Once the stack has been configured, you need to create what is known as a run. Depending on the configuration, it can be a development run or a proposed run (Figure 3). If so desired, a proposed run automatically cleans up its resources when done, to avoid expensive surprises caused by test setups left behind in AWS. Any form of the run can also be repeated. If something goes wrong on the first attempt, you need to change the configuration in Git and then restart the run. Spacelift automatically retrieves the latest configuration and tries again.

Figure 3: In Spacelift, a run refers to all the steps required to implement a complete deployment, starting with the plain-vanilla source code. There are different types of runs for development and production. © Spacelift

Proposed runs designed for deployment in production simulate the changes they would make and indicate whether or not the run would be successful. Like the development run, the proposed run creates the required components but does not access production resources. It launches the configured services and resources in a fresh environment on the target platform with the respective IaC tool.

In the usual way for CI/CD systems, Spacelift tracks whether all the desired resources were created. If not (e.g., because the configuration is not perfect), you need to change the configuration in Git and relaunch the development or proposed run. If everything works as desired, the roll-out takes the form of a tracked run (i.e., a monitored instance) in your stack's production environment. Spacelift can either start a new run or update an existing one with a new configuration on the fly from a new tracked run. Spacelift is idempotent.

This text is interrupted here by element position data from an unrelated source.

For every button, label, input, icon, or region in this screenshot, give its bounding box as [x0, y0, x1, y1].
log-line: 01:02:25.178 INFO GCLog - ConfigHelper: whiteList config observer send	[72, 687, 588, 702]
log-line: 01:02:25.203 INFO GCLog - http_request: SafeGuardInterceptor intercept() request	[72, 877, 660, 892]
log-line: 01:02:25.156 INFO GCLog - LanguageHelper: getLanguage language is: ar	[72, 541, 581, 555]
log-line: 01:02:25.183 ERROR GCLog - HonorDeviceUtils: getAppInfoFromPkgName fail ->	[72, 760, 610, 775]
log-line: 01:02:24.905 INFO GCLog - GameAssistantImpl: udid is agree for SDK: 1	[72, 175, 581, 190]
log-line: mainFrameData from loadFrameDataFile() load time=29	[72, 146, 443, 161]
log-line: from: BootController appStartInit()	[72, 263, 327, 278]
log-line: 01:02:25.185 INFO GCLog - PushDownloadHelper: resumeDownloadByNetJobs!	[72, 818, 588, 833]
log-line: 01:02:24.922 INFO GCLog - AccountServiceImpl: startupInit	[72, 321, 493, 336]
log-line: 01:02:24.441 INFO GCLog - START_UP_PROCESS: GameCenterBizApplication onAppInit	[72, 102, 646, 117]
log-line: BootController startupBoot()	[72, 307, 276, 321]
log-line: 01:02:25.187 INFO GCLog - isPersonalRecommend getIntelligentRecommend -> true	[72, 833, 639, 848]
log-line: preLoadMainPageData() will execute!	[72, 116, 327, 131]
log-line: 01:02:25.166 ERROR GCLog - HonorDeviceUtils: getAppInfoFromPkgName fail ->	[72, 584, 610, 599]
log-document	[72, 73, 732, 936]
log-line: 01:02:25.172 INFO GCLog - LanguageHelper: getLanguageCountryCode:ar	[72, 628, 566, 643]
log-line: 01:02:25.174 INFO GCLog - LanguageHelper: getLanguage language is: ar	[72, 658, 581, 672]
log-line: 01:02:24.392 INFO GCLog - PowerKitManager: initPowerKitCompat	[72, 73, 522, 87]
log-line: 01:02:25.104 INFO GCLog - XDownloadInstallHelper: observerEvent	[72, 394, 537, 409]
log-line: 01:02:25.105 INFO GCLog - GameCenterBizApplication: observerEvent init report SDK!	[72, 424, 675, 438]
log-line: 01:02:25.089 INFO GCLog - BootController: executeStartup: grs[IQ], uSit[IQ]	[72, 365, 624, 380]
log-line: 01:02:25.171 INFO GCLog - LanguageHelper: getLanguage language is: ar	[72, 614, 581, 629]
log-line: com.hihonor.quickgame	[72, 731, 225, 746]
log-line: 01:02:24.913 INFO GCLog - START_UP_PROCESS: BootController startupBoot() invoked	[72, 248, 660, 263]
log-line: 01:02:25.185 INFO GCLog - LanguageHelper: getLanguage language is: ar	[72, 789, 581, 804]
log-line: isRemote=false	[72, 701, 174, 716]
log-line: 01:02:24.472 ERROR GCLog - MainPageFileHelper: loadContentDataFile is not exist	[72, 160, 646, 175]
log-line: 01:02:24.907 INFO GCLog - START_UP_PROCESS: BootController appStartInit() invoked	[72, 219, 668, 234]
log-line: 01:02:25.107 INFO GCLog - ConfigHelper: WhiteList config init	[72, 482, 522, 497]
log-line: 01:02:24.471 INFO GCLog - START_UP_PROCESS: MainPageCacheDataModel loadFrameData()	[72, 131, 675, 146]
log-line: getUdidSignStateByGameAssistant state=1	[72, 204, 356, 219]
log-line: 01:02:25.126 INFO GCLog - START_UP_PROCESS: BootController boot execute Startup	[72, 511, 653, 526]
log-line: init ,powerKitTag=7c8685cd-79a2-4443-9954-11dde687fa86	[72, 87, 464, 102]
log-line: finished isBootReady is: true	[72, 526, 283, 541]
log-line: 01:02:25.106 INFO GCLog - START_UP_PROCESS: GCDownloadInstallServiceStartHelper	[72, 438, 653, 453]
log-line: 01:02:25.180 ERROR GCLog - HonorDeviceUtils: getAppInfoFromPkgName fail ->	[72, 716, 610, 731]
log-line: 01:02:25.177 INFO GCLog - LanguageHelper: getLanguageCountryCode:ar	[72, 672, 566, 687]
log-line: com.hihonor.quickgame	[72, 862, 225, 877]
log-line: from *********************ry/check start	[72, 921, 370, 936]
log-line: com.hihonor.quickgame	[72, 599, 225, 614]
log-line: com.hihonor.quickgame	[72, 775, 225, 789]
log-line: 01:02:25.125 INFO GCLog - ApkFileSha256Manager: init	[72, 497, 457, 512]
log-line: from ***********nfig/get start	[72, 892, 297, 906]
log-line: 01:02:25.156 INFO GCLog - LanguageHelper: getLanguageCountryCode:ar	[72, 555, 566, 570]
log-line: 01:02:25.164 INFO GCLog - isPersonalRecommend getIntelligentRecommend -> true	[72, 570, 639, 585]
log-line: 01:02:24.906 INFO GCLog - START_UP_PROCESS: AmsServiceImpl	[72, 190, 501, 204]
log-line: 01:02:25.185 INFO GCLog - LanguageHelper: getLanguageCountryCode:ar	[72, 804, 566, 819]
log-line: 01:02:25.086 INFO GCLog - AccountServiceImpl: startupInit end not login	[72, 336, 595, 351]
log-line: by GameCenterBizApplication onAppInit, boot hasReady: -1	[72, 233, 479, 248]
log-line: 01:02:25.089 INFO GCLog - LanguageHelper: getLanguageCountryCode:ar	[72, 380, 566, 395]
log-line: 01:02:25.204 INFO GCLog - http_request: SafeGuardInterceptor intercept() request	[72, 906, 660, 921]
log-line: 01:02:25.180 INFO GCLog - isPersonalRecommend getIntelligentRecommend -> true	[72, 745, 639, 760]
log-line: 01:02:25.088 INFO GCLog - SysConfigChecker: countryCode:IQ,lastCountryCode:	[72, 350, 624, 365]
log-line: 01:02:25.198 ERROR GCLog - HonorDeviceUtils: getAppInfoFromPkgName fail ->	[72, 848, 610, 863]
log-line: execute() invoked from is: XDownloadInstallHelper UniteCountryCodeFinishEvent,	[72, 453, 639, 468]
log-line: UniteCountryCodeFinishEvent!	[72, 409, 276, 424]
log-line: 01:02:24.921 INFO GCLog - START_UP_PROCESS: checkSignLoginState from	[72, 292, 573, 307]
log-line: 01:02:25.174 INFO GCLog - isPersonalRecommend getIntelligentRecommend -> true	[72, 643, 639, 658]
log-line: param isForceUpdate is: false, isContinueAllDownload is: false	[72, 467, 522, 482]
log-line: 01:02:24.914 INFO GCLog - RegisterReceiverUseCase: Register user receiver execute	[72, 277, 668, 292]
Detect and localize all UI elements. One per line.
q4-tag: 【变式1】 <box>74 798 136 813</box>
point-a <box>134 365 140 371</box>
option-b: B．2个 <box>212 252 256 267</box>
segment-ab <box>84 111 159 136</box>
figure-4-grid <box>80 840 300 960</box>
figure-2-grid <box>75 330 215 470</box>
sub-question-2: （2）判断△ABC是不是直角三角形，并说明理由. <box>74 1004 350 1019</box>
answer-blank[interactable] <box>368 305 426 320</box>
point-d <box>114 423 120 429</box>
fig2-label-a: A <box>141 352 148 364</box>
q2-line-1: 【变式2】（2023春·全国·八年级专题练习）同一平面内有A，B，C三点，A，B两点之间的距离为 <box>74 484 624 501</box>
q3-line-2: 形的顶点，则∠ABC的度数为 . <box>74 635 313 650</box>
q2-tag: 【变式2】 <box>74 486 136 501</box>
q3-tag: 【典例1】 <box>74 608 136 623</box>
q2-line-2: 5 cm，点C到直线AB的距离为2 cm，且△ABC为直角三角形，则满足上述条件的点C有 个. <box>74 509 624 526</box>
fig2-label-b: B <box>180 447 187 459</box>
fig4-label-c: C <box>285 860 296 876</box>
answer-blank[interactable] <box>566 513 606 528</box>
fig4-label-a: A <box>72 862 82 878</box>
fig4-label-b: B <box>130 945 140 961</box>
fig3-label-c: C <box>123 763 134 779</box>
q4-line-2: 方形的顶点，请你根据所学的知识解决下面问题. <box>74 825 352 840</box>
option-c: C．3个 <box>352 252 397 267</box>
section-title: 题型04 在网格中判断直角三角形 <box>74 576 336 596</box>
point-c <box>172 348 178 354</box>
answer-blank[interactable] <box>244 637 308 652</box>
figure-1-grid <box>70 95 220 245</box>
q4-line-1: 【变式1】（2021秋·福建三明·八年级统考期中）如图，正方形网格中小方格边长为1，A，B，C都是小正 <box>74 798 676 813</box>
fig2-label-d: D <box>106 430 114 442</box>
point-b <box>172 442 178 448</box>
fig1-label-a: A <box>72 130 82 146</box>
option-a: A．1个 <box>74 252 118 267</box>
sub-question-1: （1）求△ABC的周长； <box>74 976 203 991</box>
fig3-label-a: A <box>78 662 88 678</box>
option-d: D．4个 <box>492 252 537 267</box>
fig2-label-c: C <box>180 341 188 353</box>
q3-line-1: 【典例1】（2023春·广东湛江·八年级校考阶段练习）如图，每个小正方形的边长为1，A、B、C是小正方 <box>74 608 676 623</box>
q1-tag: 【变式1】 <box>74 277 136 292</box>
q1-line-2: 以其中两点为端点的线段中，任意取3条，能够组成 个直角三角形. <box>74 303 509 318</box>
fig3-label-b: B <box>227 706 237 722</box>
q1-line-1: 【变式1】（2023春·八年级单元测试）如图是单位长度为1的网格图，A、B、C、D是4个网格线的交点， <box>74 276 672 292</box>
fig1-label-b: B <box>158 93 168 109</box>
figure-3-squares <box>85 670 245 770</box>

Even if all the resources configured by the administrator are available on the target platform, Spacelift's work is far from done. The tool's feature set includes all kinds of add-ons and extensions, not only to implement the deployment but to ensure security and monitoring. Spacelift can therefore roll out many components from the open source world (e.g., Prometheus) in addition to your defined setup. Spacelift largely works out the configuration for this itself on the basis of the known configuration, which means that complete monitoring can be set up very quickly for a distributed application in Kubernetes.

On top of this, Spacelift itself has a GraphQL interface, meaning that metrics can be exported to an existing Grafana installation in next to no time.